Part of this comes down to controls; either they are not in place or they are not enforced meaning that claims aren’t properly checked and incorrect payments are made. Part of it comes down to systems. Often the system isn’t user friendly enough or it actually encourages inaccurate reporting.
For some companies that pay very few staff expenses this won’t actually be material but for others it will form a large part of their expense lines and should be properly reported.
Putting in place effective controls and communicating to employees (and of course directors) about the importance of getting it right will certainly help here.
One of the most common errors in expenses reporting is that of categorisation. Quite simply things can and do get coded to the wrong General Ledger accounts. Now in many cases this doesn’t matter, after all, will the world stop revolving if one month you code phone lines to broadband expenses?
However, in other cases, it can be a material misstatement.
An example of this would be where a director or senior manager pays for capital equipment using their credit card and then claims it back using the expenses process. Often you find that this is the easiest way to make the payment or that it becomes a habit that the directors simply can’t break! But of course coding these to a catchall general ledger account of ‘staff expenses’ would be incorrect as the likelihood is that they will be balance sheet items.

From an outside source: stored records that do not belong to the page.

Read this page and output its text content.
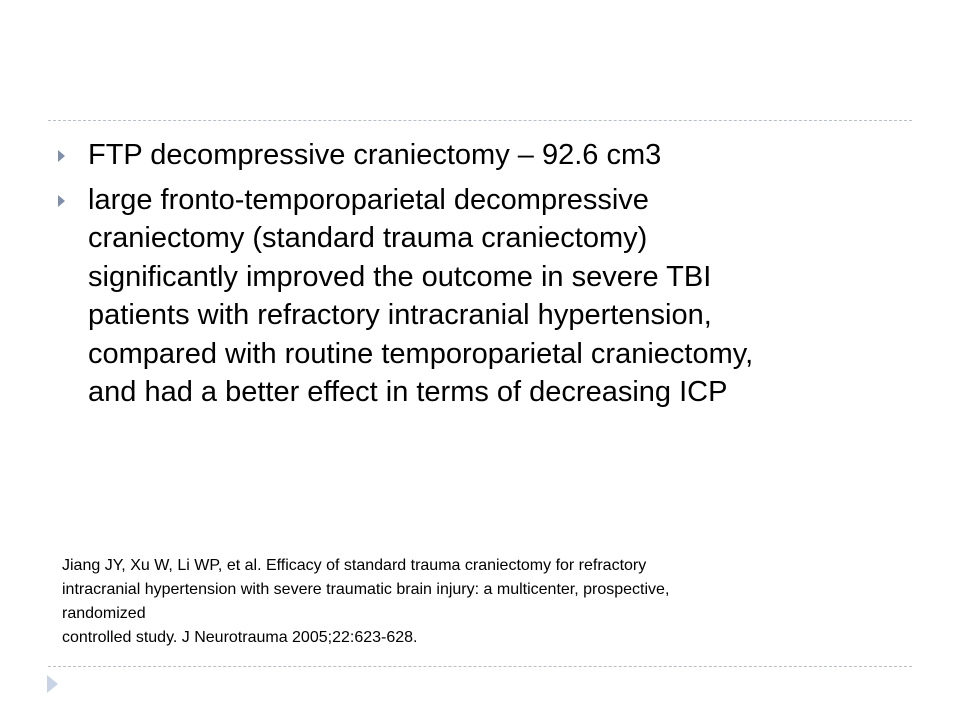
FTP decompressive craniectomy – 92.6 cm3
large fronto-temporoparietal decompressive
craniectomy (standard trauma craniectomy)
significantly improved the outcome in severe TBI
patients with refractory intracranial hypertension,
compared with routine temporoparietal craniectomy,
and had a better effect in terms of decreasing ICP
Jiang JY, Xu W, Li WP, et al. Efficacy of standard trauma craniectomy for refractory
intracranial hypertension with severe traumatic brain injury: a multicenter, prospective,
randomized
controlled study. J Neurotrauma 2005;22:623-628.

This is why it is really important to make sure you have a system that allows (and is set up for) proper categorisation of expenses into types and that you can then review, amend and report on these.
5. Directors emoluments
There is a statutory requirement to disclose payments made to directors under FRS102 and for charities, payments made to directors and trustees are also required to be noted in line with SORPS FRSSE.
The overriding principle here is openness and transparency and these requirements were brought in to give stakeholders full sight of what those entrusted with running an organisation were being paid. In many cases, the only payments made to directors or trustees will be in the form of salary, bonus and pensions but we do have to be careful with expenses.

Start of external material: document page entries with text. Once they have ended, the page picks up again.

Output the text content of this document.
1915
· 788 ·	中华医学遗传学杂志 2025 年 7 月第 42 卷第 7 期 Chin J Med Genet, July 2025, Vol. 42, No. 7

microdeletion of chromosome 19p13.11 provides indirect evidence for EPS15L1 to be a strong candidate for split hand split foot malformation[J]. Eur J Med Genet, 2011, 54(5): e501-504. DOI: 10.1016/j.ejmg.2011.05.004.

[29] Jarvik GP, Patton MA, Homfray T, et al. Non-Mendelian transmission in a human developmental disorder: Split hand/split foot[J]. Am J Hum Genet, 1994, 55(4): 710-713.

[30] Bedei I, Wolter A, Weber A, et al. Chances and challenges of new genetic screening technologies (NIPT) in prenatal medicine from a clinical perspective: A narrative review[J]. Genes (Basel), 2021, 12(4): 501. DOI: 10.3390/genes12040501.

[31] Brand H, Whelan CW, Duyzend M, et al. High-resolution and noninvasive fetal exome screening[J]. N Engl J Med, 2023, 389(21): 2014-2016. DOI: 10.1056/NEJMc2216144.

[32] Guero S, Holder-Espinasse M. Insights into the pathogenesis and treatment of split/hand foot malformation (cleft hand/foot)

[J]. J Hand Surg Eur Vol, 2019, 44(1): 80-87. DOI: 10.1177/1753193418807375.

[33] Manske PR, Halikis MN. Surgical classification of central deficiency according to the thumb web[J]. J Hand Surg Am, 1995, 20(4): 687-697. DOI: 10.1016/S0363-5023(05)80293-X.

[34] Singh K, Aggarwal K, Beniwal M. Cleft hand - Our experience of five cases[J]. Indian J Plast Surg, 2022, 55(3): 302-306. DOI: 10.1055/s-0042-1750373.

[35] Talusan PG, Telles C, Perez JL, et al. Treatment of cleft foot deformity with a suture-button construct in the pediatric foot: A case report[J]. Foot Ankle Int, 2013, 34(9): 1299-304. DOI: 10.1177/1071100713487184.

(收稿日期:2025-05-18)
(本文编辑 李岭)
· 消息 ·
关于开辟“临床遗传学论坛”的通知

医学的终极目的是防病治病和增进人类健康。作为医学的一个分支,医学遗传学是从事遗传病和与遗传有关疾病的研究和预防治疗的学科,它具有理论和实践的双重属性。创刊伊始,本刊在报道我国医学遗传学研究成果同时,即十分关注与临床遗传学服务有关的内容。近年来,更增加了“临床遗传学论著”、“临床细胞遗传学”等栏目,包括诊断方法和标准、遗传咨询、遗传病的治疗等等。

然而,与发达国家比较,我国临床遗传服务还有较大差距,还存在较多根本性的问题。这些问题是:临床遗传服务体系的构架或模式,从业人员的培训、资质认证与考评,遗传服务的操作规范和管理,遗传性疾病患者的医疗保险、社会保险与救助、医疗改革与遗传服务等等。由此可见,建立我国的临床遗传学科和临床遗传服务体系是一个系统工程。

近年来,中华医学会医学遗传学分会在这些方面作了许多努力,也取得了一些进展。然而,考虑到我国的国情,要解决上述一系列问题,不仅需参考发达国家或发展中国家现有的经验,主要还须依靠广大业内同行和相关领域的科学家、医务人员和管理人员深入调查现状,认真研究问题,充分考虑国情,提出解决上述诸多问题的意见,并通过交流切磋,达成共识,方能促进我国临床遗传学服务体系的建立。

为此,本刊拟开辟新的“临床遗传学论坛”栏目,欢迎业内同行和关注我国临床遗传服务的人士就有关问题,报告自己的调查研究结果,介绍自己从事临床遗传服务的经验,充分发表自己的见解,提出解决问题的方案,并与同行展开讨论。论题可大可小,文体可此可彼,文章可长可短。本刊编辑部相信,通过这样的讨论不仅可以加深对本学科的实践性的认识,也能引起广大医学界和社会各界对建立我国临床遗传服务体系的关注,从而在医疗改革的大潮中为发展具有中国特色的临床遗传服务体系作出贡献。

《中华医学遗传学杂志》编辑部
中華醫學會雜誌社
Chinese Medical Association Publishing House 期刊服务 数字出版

Often businesses will reimburse ‘expenses’ to the directors that aren’t really expenses at all. For example they may agree to put in a home phone line for the director and suggest that they claim back the rental costs in their expenses. In terms of the business this is a perfectly reasonable cost but from HMRCs point of view this is a Benefit in Kind (BIK) and should be taxed as such.
This means that when you are making up your directors emoluments notes for the annual accounts you do need to be aware of any payments that may have been agreed with the directors that are actually a form of disguised salary or BIK.

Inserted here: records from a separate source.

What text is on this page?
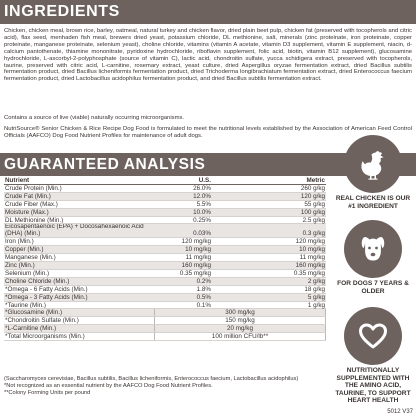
INGREDIENTS

Chicken, chicken meal, brown rice, barley, oatmeal, natural turkey and chicken flavor, dried plain beet pulp, chicken fat (preserved with tocopherols and citric acid), flax seed, menhaden fish meal, brewers dried yeast, potassium chloride, DL methionine, salt, minerals (zinc proteinate, iron proteinate, copper proteinate, manganese proteinate, selenium yeast), choline chloride, vitamins (vitamin A acetate, vitamin D3 supplement, vitamin E supplement, niacin, d-calcium pantothenate, thiamine mononitrate, pyridoxine hydrochloride, riboflavin supplement, folic acid, biotin, vitamin B12 supplement), glucosamine hydrochloride, L-ascorbyl-2-polyphosphate (source of vitamin C), lactic acid, chondroitin sulfate, yucca schidigera extract, preserved with tocopherols, taurine, preserved with citric acid, L-carnitine, rosemary extract, yeast culture, dried Aspergillus oryzae fermentation extract, dried Bacillus subtilis fermentation product, dried Bacillus licheniformis fermentation product, dried Trichoderma longibrachiatum fermentation extract, dried Enterococcus faecium fermentation product, dried Lactobacillus acidophilus fermentation product, and dried Bacillus subtilis fermentation extract.

Contains a source of live (viable) naturally occurring microorganisms.

NutriSource® Senior Chicken & Rice Recipe Dog Food is formulated to meet the nutritional levels established by the Association of American Feed Control Officials (AAFCO) Dog Food Nutrient Profiles for maintenance of adult dogs.

GUARANTEED ANALYSIS
Nutrient	U.S.	Metric
Crude Protein (Min.)	26.0%	260 g/kg
Crude Fat (Min.)	12.0%	120 g/kg
Crude Fiber (Max.)	5.5%	55 g/kg
Moisture (Max.)	10.0%	100 g/kg
DL Methionine (Min.)	0.25%	2.5 g/kg
Eicosapentaenoic (EPA) + Docosahexaenoic Acid (DHA) (Min.)	0.03%	0.3 g/kg
Iron (Min.)	120 mg/kg	120 mg/kg
Copper (Min.)	10 mg/kg	10 mg/kg
Manganese (Min.)	11 mg/kg	11 mg/kg
Zinc (Min.)	160 mg/kg	160 mg/kg
Selenium (Min.)	0.35 mg/kg	0.35 mg/kg
Choline Chloride (Min.)	0.2%	2 g/kg
*Omega - 6 Fatty Acids (Min.)	1.8%	18 g/kg
*Omega - 3 Fatty Acids (Min.)	0.5%	5 g/kg
*Taurine (Min.)	0.1%	1 g/kg
*Glucosamine (Min.)	300 mg/kg
*Chondroitin Sulfate (Min.)	150 mg/kg
*L-Carnitine (Min.)	20 mg/kg
*Total Microorganisms (Min.)	100 million CFU/lb**

(Saccharomyces cerevisiae, Bacillus subtilis, Bacillus licheniformis, Enterococcus faecium, Lactobacillus acidophilus)

*Not recognized as an essential nutrient by the AAFCO Dog Food Nutrient Profiles.

**Colony Forming Units per pound

REAL CHICKEN IS OUR #1 INGREDIENT
FOR DOGS 7 YEARS & OLDER
NUTRITIONALLY SUPPLEMENTED WITH THE AMINO ACID, TAURINE, TO SUPPORT HEART HEALTH
5012 V37
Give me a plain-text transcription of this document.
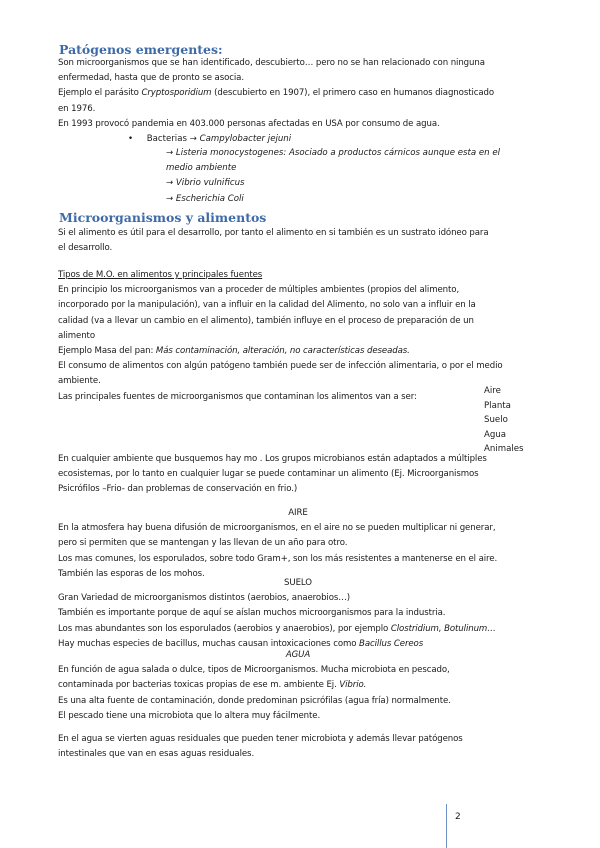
Patógenos emergentes:

Son microorganismos que se han identificado, descubierto… pero no se han relacionado con ninguna

enfermedad, hasta que de pronto se asocia.

Ejemplo el parásito Cryptosporidium (descubierto en 1907), el primero caso en humanos diagnosticado

en 1976.

En 1993 provocó pandemia en 403.000 personas afectadas en USA por consumo de agua.

•     Bacterias → Campylobacter jejuni
→ Listeria monocystogenes: Asociado a productos cárnicos aunque esta en el
medio ambiente
→ Vibrio vulnificus
→ Escherichia Coli
Microorganismos y alimentos

Si el alimento es útil para el desarrollo, por tanto el alimento en si también es un sustrato idóneo para

el desarrollo.

Tipos de M.O. en alimentos y principales fuentes

En principio los microorganismos van a proceder de múltiples ambientes (propios del alimento,

incorporado por la manipulación), van a influir en la calidad del Alimento, no solo van a influir en la

calidad (va a llevar un cambio en el alimento), también influye en el proceso de preparación de un

alimento

Ejemplo Masa del pan: Más contaminación, alteración, no características deseadas.

El consumo de alimentos con algún patógeno también puede ser de infección alimentaria, o por el medio

ambiente.

Las principales fuentes de microorganismos que contaminan los alimentos van a ser:

Aire
Planta
Suelo
Agua
Animales

En cualquier ambiente que busquemos hay mo . Los grupos microbianos están adaptados a múltiples

ecosistemas, por lo tanto en cualquier lugar se puede contaminar un alimento (Ej. Microorganismos

Psicrófilos –Frio- dan problemas de conservación en frio.)

AIRE

En la atmosfera hay buena difusión de microorganismos, en el aire no se pueden multiplicar ni generar,

pero si permiten que se mantengan y las llevan de un año para otro.

Los mas comunes, los esporulados, sobre todo Gram+, son los más resistentes a mantenerse en el aire.

También las esporas de los mohos.

SUELO

Gran Variedad de microorganismos distintos (aerobios, anaerobios…)

También es importante porque de aquí se aíslan muchos microorganismos para la industria.

Los mas abundantes son los esporulados (aerobios y anaerobios), por ejemplo Clostridium, Botulinum…

Hay muchas especies de bacillus, muchas causan intoxicaciones como Bacillus Cereos

AGUA

En función de agua salada o dulce, tipos de Microorganismos. Mucha microbiota en pescado,

contaminada por bacterias toxicas propias de ese m. ambiente Ej. Vibrio.

Es una alta fuente de contaminación, donde predominan psicrófilas (agua fría) normalmente.

El pescado tiene una microbiota que lo altera muy fácilmente.

En el agua se vierten aguas residuales que pueden tener microbiota y además llevar patógenos

intestinales que van en esas aguas residuales.

2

BIKs do need to be included in the directors emoluments or trustee payments notes. Of course you will also need to be including these on your P11d return at the end of the tax year and pay over any NICs and tax that results.
The best piece of advice here is to review any expenses submission by directors or trustees and mark up suspect items as you go along. It is much easier to do this when you are paying the claim rather than waiting to the end of the year and then sifting through 12 months of claims trying to work out what is what.
Why struggle with financial reporting of expenses?
In the majority of cases the problems we have identified can be addressed using three things; controls, communication and a great expenses system.
Every company should have good controls for staff expenses and it should go without saying that these should be practical when in use but should also be rigorously enforced. Communicating the need for these controls, and letting people know what they can and can’t claim for, how they should be paying for things and when there will be a tax implication is vital.
Finally, having a system that automatically enforces your controls and makes categorisation and reporting of expenses simple, efficient, and fast will make a huge difference to your end of year.